Ali coloca as duas mãos na cara.

― Sou tão transparente. Todo mundo deve saber do meu amor platônico por ele. Ed nunca me viu como uma possível namorada. Também ele é lindo e bem de vida, tem a mulher que quiser.

Me inclua fora dessa.

Não digo nada, até ela tirar as mãos do rosto.

― Você o conhece há mais tempo que eu, porém...

― O que?

― Eu senti algo estranho nele. Falsidade... ― começo, mas desisto. ― Ah, mas quem sou eu para dizer isso quando nem percebi que meu namorado era um canalha que só queria me usar para atingir meu pai.

Os olhos escuros de Ali se arregalam. Seus olhos são castanhos, assim como os meus, a diferença é que os dela são bem escuros e o meu tão claro que beira ao amarelado.

― Como assim? Agora vai ter que contar.

Acabo contando a ela tudo sobre Richard. Ela fica chocada.
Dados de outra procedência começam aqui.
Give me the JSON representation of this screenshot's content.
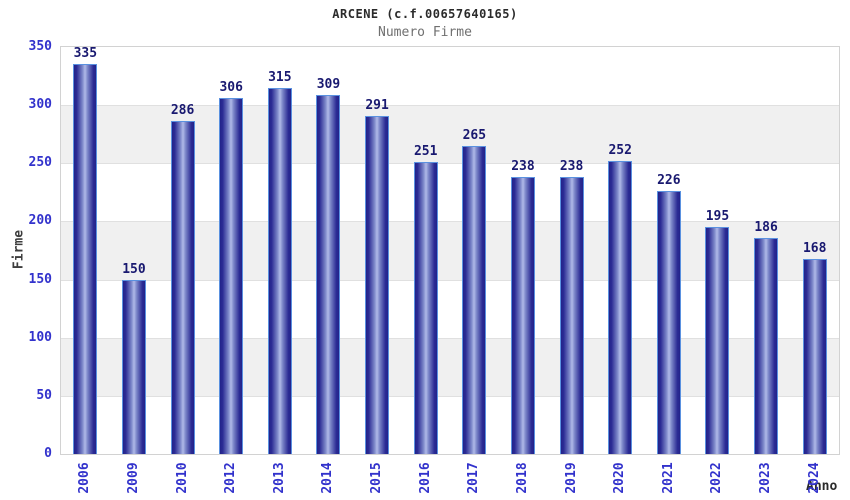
{
  "chart_data": {
    "type": "bar",
    "title": "ARCENE (c.f.00657640165)",
    "subtitle": "Numero Firme",
    "xlabel": "Anno",
    "ylabel": "Firme",
    "categories": [
      "2006",
      "2009",
      "2010",
      "2012",
      "2013",
      "2014",
      "2015",
      "2016",
      "2017",
      "2018",
      "2019",
      "2020",
      "2021",
      "2022",
      "2023",
      "2024"
    ],
    "values": [
      335,
      150,
      286,
      306,
      315,
      309,
      291,
      251,
      265,
      238,
      238,
      252,
      226,
      195,
      186,
      168
    ],
    "ylim": [
      0,
      350
    ],
    "ytick_step": 50,
    "yticks": [
      0,
      50,
      100,
      150,
      200,
      250,
      300,
      350
    ],
    "grid": "horizontal gridlines every 50 with alternating white/gray bands",
    "legend": "none",
    "colors": {
      "bar_edge": "#23238a",
      "bar_mid": "#7b86c8",
      "bar_center_highlight": "#b0bae8",
      "bar_border": "#5a91e0",
      "tick_label": "#3232cc",
      "value_label": "#191970",
      "band_gray": "#f0f0f0",
      "gridline": "#e0e0e0",
      "plot_border": "#d2d2d2",
      "title_color": "#2b2b2b",
      "subtitle_color": "#707070",
      "axis_title_color": "#3d3d3d"
    }
  }
}
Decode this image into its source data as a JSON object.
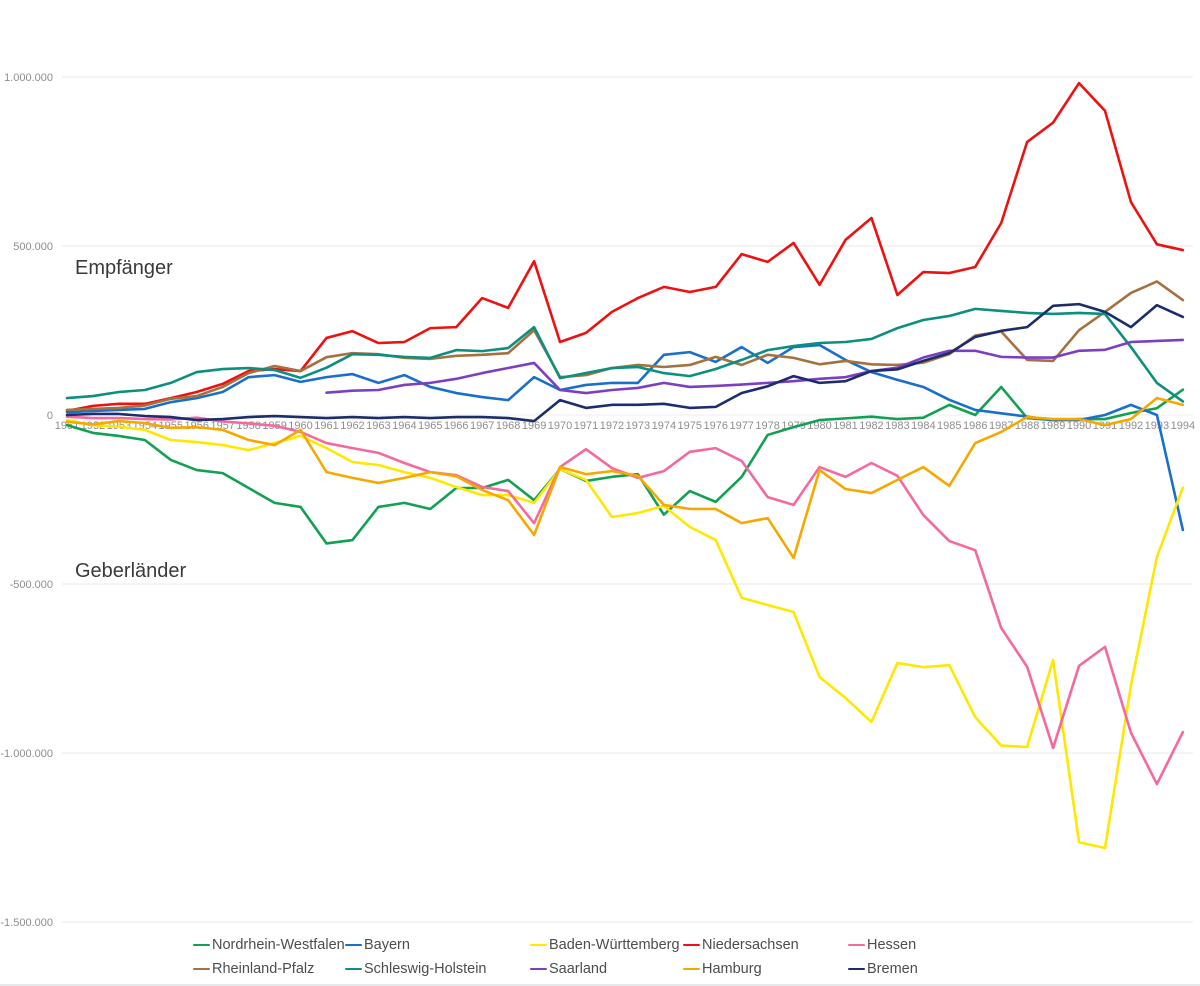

E diz que ainda é virgem. Que espera que a sua primeira vez seja linda.

Só para assustá-la eu aumentei mil vezes a dor do hímen rasgando.

Ela ficou mil vezes mais chocada. Ao ponto que tive que desmentir rindo muito. Afinal, o que sei sobre primeira vez? Meu primeiro boquete já foi um desastre colossal.

Ai o professor chegou e entramos na sala. Onde um moreno com expressão fechada já estava em seu lugar, com seus fones.